L’évaluation a toujours été une orientation essentielle de notre travail. Nous devons, au-delà du constat concret du terrain, nous donner les moyens de valider notre présence en milieu de soins.

Il s’agit donc d’un travail complexe, car l’évaluation doit porter sur des critères qualitatifs et non seulement quantitatifs.

Nous avons par exemple travaillé sur des thèmes comme la participation des parents, le turn-over et le taux d’absentéisme des soignants, le fait que les soignants chantent avec le musicien, qu’ils viennent l’accueillir, l’organisation d’échange avec une institution culturelle extérieure…

Nous réfléchissons également à des sujets comme celui de la contribution de l’enfant : de l’enfant passif à l’enfant acteur, l’amélioration de la confiance en soi, la musique comme facteur de rencontre, le développement de l’expression des émotions, l’amélioration des interactions entre enfants, parents et soignants, le musicien comme porte-parole des émotions de l’enfant, etc.

L’enjeu est de taille et le musicien ne peut, à lui seul, avoir l’ambition et la prétention de transformer les lieux de soins.

Musicien professionnel

L’hôpital, haut lieu de technicité, attend de tous ceux qui y travaillent un niveau professionnel très élevé. L’intervention du musicien participe à ce dont l’enfant a le plus besoin pendant son hospitalisation : une présence bienveillante et continue, non menaçante, car distincte de celle de l’équipe de soins qui accompagne l’enfant. Le message musical est alors une communication riche, qui remplace beaucoup de paroles bien intentionnées, mais parfois peu signifiantes pour l’enfant. Cette présence fournit, encore une fois, un repère au milieu de la multitude d’intervenants affairés qui approchent l’enfant. L’hôpital n’est plus hôpital-silence mais hôpital-expression, où le malade retrouve la parole. C’est dans cette démarche éthique et humaniste que l’art et la culture trouveront toute leur place et leur sens.
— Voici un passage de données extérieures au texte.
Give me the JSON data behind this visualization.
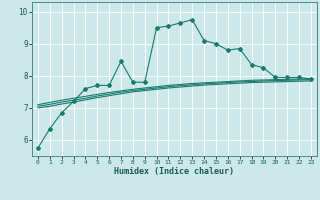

Philippe Bouteloup, musicien et formateur, est directeur de Musique et Santé depuis sa création en 1998. Il exerce dans différents cadres institutionnels auprès d’enfants, d’adolescents et d’adultes : écoles maternelles et élémentaires, conservatoires de musique, services de pédiatrie, de néonatologie et de pédopsychiatrie, crèches, Instituts Médico-Éducatifs…

Il enseigne aujourd’hui au Conservatoire National Supérieur de Musique et de Danse de Paris/Philharmonie de Paris et au Centre de Formation de Musiciens Intervenants, Faculté d’Aix-Marseille. 

Il est impliqué dans la formation de musiciens d’ensemble orchestraux qui souhaitent intervenir dans le monde de la santé (Orchestre National de France, Ensemble Accentus, Centre de Musique de Chambre de Paris, Orchestre National des Pays de la Loire, Orchestre National d’Ile de France, Orchestre National de Lyon…). 

Il a publié aux Éditions Erès : « Des musiciens et des bébés » et « La musique et l’enfant à l’hôpital ».

Son dernier disque pour le jeune public « Ti-Train » a obtenu le Prix Coup de Cœur de l’Académie Charles Cros. Il a fait l’objet d’un spectacle et d’une tournée en France.

Il a été fait Chevalier dans l’ordre des Arts et des Lettres par Mme Catherine Tasca, ministre de la Culture et de la Communication.

[1] Jean Lombard, Bernard Vandewalle, Philosophie de l’hôpital, L’Harmattan, 2007, p.7.

[2] Ibid., p.110.

[3] Sur le plan international, voir le travail de Costanza Preti : Music in hospitals: Defining an emerging activity, The Second International Conference on Music Communication Science, 3-4 Décembre 2009, Sydney, Australie, p.  9-82.

[4] Caroline Simonds, Bernie Warren, Le Rire Médecin, Journal du Docteur Girafe, Albin Michel, 2001, p. 150.